EN
Let $Ω ⊂ ℝ^{N}$, N ≤ 3, be a bounded domain with smooth boundary, γ ∈ L²(Ω) be arbitrary and ϕ: ℝ → ℝ be a C¹-function satisfying a subcritical growth condition. For every ε ∈ ]0,∞[ consider the semiflow $π_{ε}$ on H¹₀(Ω) × L²(Ω) generated by the damped wave equation
ε∂ₜₜu + ∂ₜu = Δu + ϕ(u) + γ(x), x ∈ Ω, t > 0,
u(x,t) = 0, x ∈ ∂Ω, t > 0
Moreover, let π' be the semiflow on H¹₀(Ω) generated by the parabolic equation
∂ₜu = Δu + ϕ(u) + γ(x), x ∈ Ω, t > 0,
u(x,t) = 0, x ∈ ∂Ω, t > 0
Let Γ: H²(Ω) → H¹₀(Ω) × L²(Ω) be the imbedding u ↦ (u,Δu+ϕ(u)+γ).
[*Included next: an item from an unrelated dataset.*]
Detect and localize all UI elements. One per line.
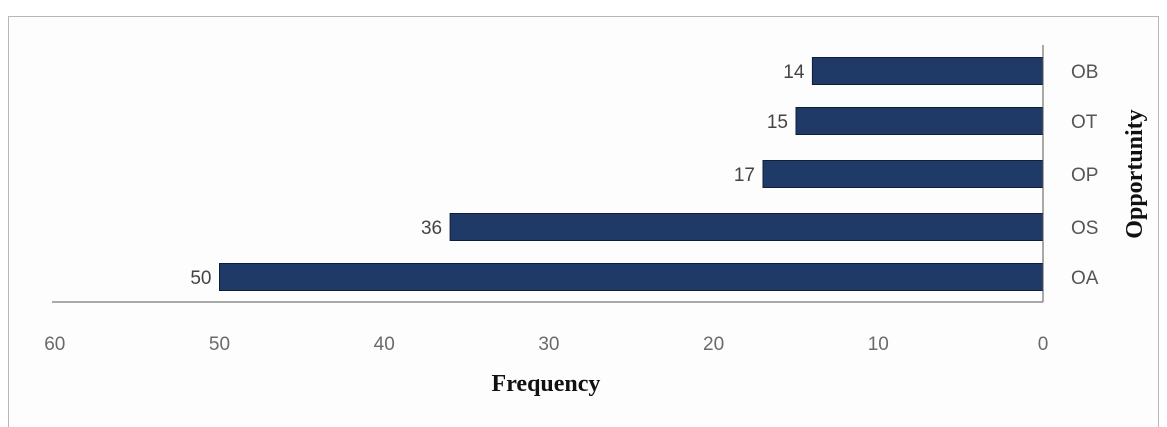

We prove that whenever K' is a compact isolated π'-invariant set and $(Mp')_{p∈P}$ is a partially ordered Morse decomposition of K' then the imbedded sets K = Γ(K') and $M_{p,0} = Γ(Mp')$, p ∈ P, continue, for ε > 0 small, to an isolated $π_{ε}$-invariant set $K_{ε}$ a Morse decomposition $(M_{p,ε})_{p∈P}$ of $K_{ε}$, relative to $π_{ε}$, such that the homology index braid of $(π_{ε},K_{ε},(M_{p,ε})_{p∈P}) is isomorphic to the homology index braid of $(π',K',(M'_{p})_{p∈P})$. This, in particular, implies a connection matrix continuation principle.